Аренского никак нельзя было назвать «замечательным» педагогом. Дело даже не в том, что он не обладал и частью той колоссальной эрудиции, которая была у Танеева. И не в том, что Танеев вынуждал ученика делать задания, даже если к ним у него совсем не лежала душа. Аренский не мог в преподавании отстраниться от своих предпочтений, навязывая собственный вкус ученику. И потому люди творческие, которые не могли вписаться в круг его пристрастий, были почти обречены на конфликт. Танеев по-настоящему переживал удачи и неудачи своего ученика. И объяснял с увлечением. Аренский во всем был холоден. Он не столько рассказывал, сколько отсылал учеников к фугам Баха, в которых сами они разобраться не могли. Здесь в ряд «нерадивых» попали многие, и желание что-то понять Аренский в своих учениках пробудить не сумел. Лишь к концу года, когда Аренский вдруг заболел, его на время заменил Танеев. Он сумел быстро разъяснить все, что Аренский не смог втолковать за год.

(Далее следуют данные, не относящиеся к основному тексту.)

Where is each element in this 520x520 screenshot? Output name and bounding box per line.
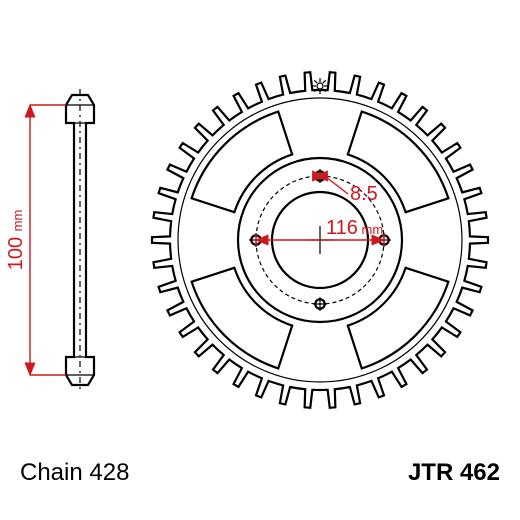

«Танеев, — вспоминал Рахманинов, — начал занятие с удивительного вопроса: «Вы знаете, что такое фуга?» Еще более удивительным было молчание, воцарившееся в ответ. Тогда он сел, и не за кафедру, а за обыкновенный стол, среди нас, и на двух больших нотных листках набросал бесчисленные примеры тем фуг и ответов на них из его собственных произведений и из классики. Для меня это было откровением. Именно тогда, впервые, я начал понимать, что представляет собой фуга и какие знания требуются для того, чтобы написать ее. Предмет оказался настолько увлекательным, что я начал работать над фугой с огромной радостью».
Скрябин, похоже, фугой не увлекся и на танеевских занятиях. Для него «откровение» явиться запоздало.
Испытание близилось, ученики нервничали. И судьба улыбнулась только Рахманинову. Ему почти случайно удалось — из разговора преподавателей — подслушать правильно составленное противосложение к очень запутанной теме для фуги. Насколько он «заимствовал» услышанное, сказать трудно. Сочинение противосложения к теме — задача творческая, имеющая много вариантов решения. Но Рахманинов единственный сумел написать фугу на пять «с крестом», удивив результатом Аренского. Работы остальных учеников оказались слабыми, Скрябину и вовсе перенесли экзамен на осень.